Saturday, July 4, 2015

Rigging Of The Rudder Pedal Cables Continues

Now that the rudder cables have been pulled through the tailcone it is time to begin rigging the rudder cables. In essence, what is about to transpire is the rudder pedals are going to be locked and the rudder cables will be temporally attached directly to the rudder pedals … then pulled taut by pulling aft on the F-1258 cable links temporarily attached to the aft end of the ruder cables. When the slack is pulled out of the cables, the links will be clamped in place on the rudder horn and the hole in the rudder horn will be used to mark the F-1258 cable links for drilling. After the holes are marked and the F-1258 links drilled, the links will be moved forward and permanently installed onto the rudder pedal horns. Smart people at Van’s … it is far far easier to take the slack out of the cable and mark the links for drilling at the tailcone end … as opposed to doing this while all scrunched up between the center tunnel ribs.

The rigging process begins by temporarily attaching two of the four F-1258 cable links (that have a center line drawn on them) onto the aft ends of the F-1239 rudder cables. The rudder cables are pulled forward and temporarily attached onto the horns on the rudder pedals. Maks sure to keep a string tied onto the rudder cable at all times to prevent it from dropping onto the tailcone.
F-1258 link with center line temporarily attached to the aft end a rudder cable.

The rudder cables were pulled forward and temporarily attached onto the rudder pedal horns. Blue masking tape was used to hold the bolt in position on the rudder pedal horns so I could screw the nut on one handed.

Next a rudder stop needs to be fabricated. The plans give instructions on how to make a the rudder stop using wood from one of the Van’s shipping crates. The rudder stop is used to lock the rudder pedals in a neutral position.  So I had to put aside the metal working tools and break out the jig saw to become “Samurai Woodsman” and cut up some wood from a shipping crate to fabricate the rudder stop. A 6" strip of plywood was removed from the lid of one of the shipping crates, then cut into two pieces 16 1/2" inches long. The remaining scrap of wood was cut to 5 1/2" to form the "H".
Cutting the 5 1/2" piece of wood that creates the center of the “H” … the two larger strips of plywood in the foreground have already been cut to length.

The two long pieces receive cutouts at both ends. One of the cutouts will slip over the rudder pedals and the cutout at the other end will sit on the F-1202F bulkhead. The 5 1/2" piece of wood is used as a center spacer to nail the two longer pieces onto … forming a “H”.
All three pieces ready to be nailed together to form the “H” shape of the rudder stop. Note duplicate cutouts were created on the two longer pieces of wood.
Results of playing “Samurai Woodsman” with the jig and band saws. I cheated a little as the center piece should be 6" high … did not want to cut another piece out of the plywood so the center is a little shorter than the plans call for … no big deal it is only used to keep the two larger pieces spaced parallel. The “H” looks like the plans (except for the short center piece of wood) … so time to put away the “Samurai Woodsman” tools, clean up the saw dust and put the rudder rigging stop to good use.

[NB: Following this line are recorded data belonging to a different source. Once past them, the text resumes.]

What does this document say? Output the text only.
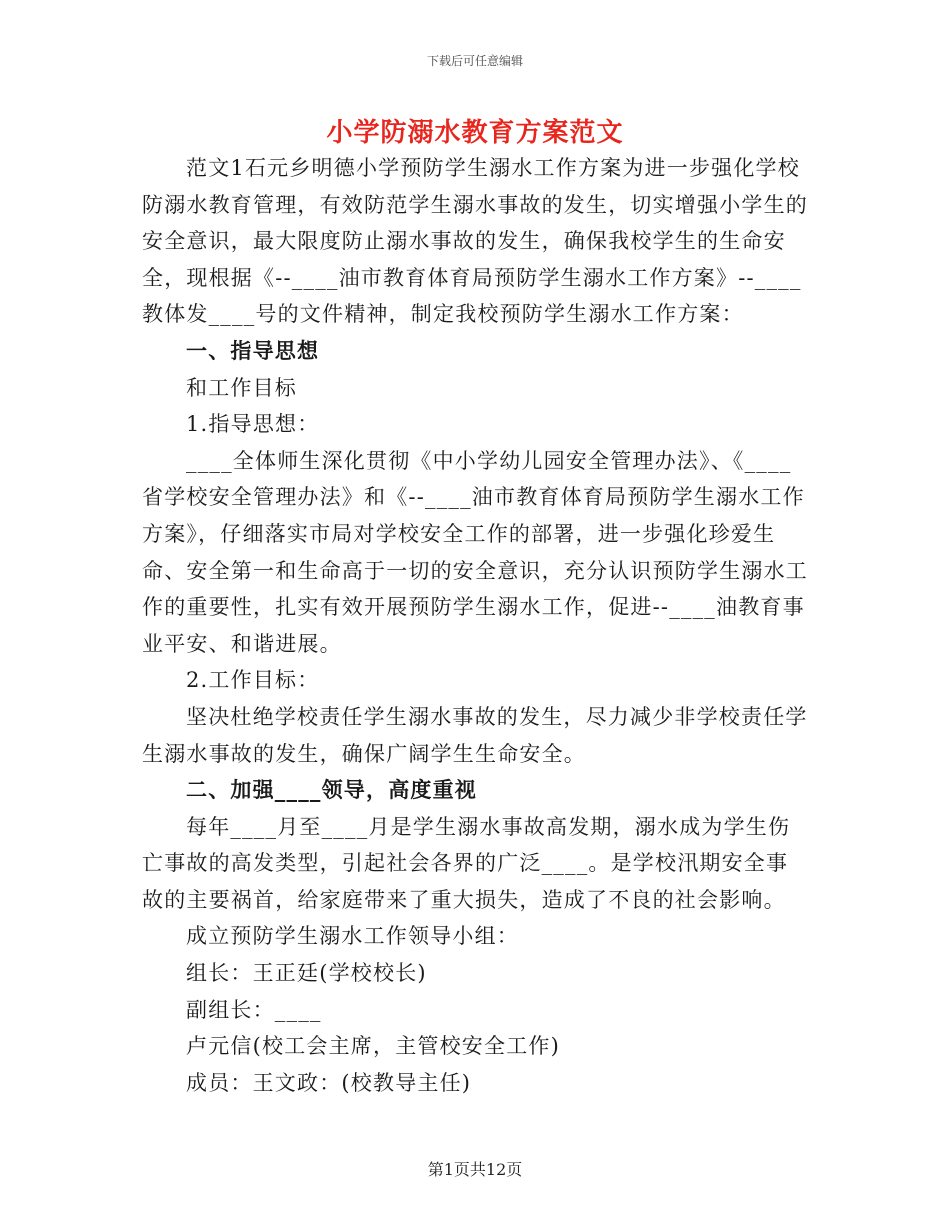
下载后可任意编辑
小学防溺水教育方案范文

范文1石元乡明德小学预防学生溺水工作方案为进一步强化学校防溺水教育管理，有效防范学生溺水事故的发生，切实增强小学生的安全意识，最大限度防止溺水事故的发生，确保我校学生的生命安全，现根据《--____油市教育体育局预防学生溺水工作方案》--____教体发____号的文件精神，制定我校预防学生溺水工作方案：

一、指导思想

和工作目标

1.指导思想：

____全体师生深化贯彻《中小学幼儿园安全管理办法》、《____省学校安全管理办法》和《--____油市教育体育局预防学生溺水工作方案》，仔细落实市局对学校安全工作的部署，进一步强化珍爱生命、安全第一和生命高于一切的安全意识，充分认识预防学生溺水工作的重要性，扎实有效开展预防学生溺水工作，促进--____油教育事业平安、和谐进展。

2.工作目标：

坚决杜绝学校责任学生溺水事故的发生，尽力减少非学校责任学生溺水事故的发生，确保广阔学生生命安全。

二、加强____领导，高度重视

每年____月至____月是学生溺水事故高发期，溺水成为学生伤亡事故的高发类型，引起社会各界的广泛____。是学校汛期安全事故的主要祸首，给家庭带来了重大损失，造成了不良的社会影响。

成立预防学生溺水工作领导小组：

组长：王正廷(学校校长)

副组长：____

卢元信(校工会主席，主管校安全工作)

成员：王文政：(校教导主任)

第1页共12页
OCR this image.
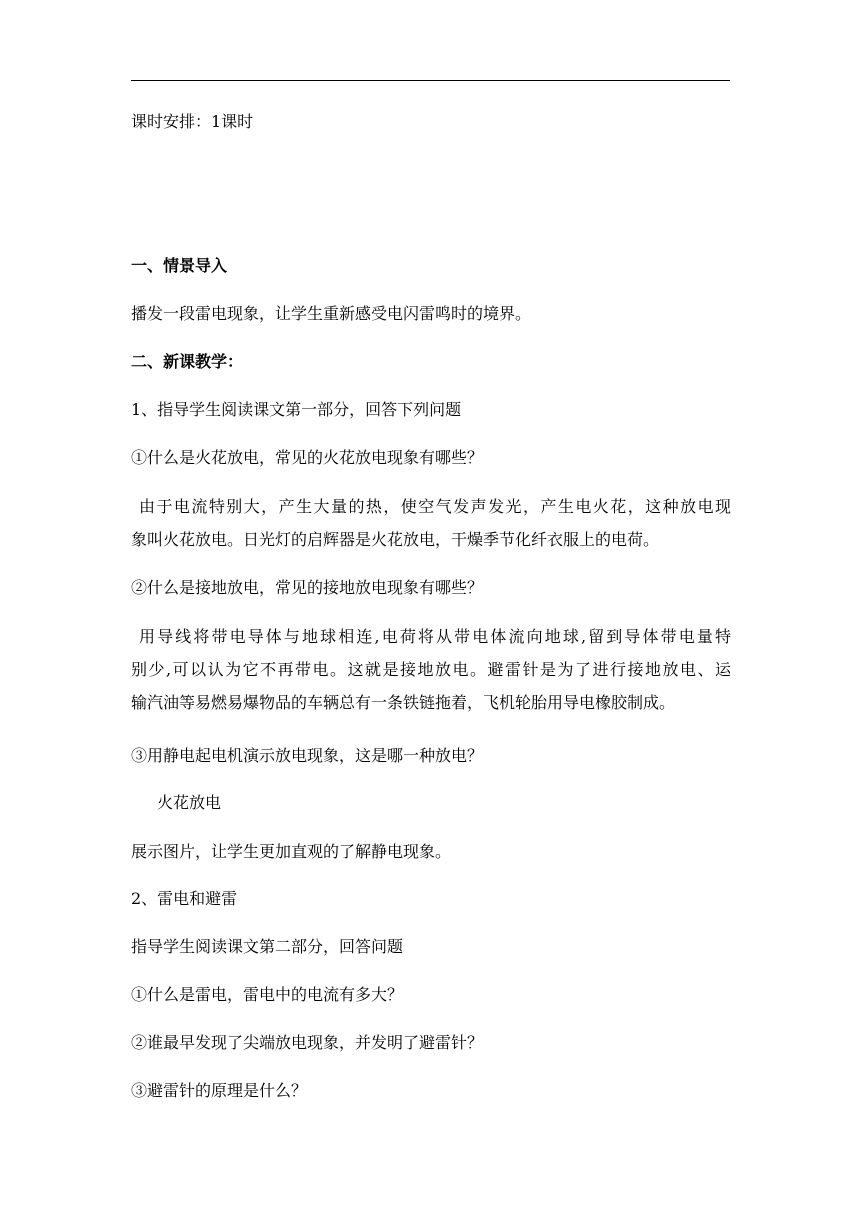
课时安排：1课时
一、情景导入
播发一段雷电现象，让学生重新感受电闪雷鸣时的境界。
二、新课教学：
1、指导学生阅读课文第一部分，回答下列问题
①什么是火花放电，常见的火花放电现象有哪些？
由于电流特别大，产生大量的热，使空气发声发光，产生电火花，这种放电现
象叫火花放电。日光灯的启辉器是火花放电，干燥季节化纤衣服上的电荷。
②什么是接地放电，常见的接地放电现象有哪些？
用导线将带电导体与地球相连,电荷将从带电体流向地球,留到导体带电量特
别少,可以认为它不再带电。这就是接地放电。避雷针是为了进行接地放电、运
输汽油等易燃易爆物品的车辆总有一条铁链拖着，飞机轮胎用导电橡胶制成。
③用静电起电机演示放电现象，这是哪一种放电？
火花放电
展示图片，让学生更加直观的了解静电现象。
2、雷电和避雷
指导学生阅读课文第二部分，回答问题
①什么是雷电，雷电中的电流有多大？
②谁最早发现了尖端放电现象，并发明了避雷针？
③避雷针的原理是什么？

The rudder pedal rigging stop is installed on the pilot’s side … the forward portion of it sits on top of the left and right rudder pedals. The aft portion of the rudder pedal stop sits on top of the F-1202 bulkhead. This locks the rudder pedals in the neutral position so the slack can be pulled out of the cable and the drilling location marked onto the F-1258 cable links.
The fabricated rudder pedal rigging stop installed on the pilot’s side.

The plans instruct the builder to center the rudder then pull back on the F-1215 cable links to remove slack from the cable … while pulling back on the links a clamp is to be used to secure the links onto the rudder horn. I was doing this by myself and was making the rudder move either by pulling the slack or while clamping with one hand. After a few cycles of frustration, decided to just lock the rudder by using strips of wood clamped onto each rudder horn to prevent movement while the rudder cables were pulled aft and clamped onto the rudder horn. Measurements were taken from the center of the holes in the rudder horn to the tailcone’s aft bulkhead and equal position was achieved at around 2 3/8" (if memory serves me correct). The clamping worked out great!
Rudder locked in a neutral position by using two strips of wood clamped onto the rudder’s horns.
View of how both sides of the rudder was clamped in a centered position.
Closer view of the left side of the rudder horn clamped in a centered position.

By having the rudder locked, I was able to pull all the slack out of both rudder cables and clamp them onto the rudder horn by myself. Once clamped in position, the hole in the rudder horn is traced onto the F-1258 links. Of note, this process will create long and short F-1258 links. Not to worry … this is because the arms at the rudder pedals are offset … so this process is creating long and short F-1258 links to accommodate for that difference.
The F-1258 links for the left rudder cable will become the long links.
The F-1258 links for the right rudder cable will become the short links.

By this time it was getting late so did not finish drilling the links … so that will be the first task during the next work session.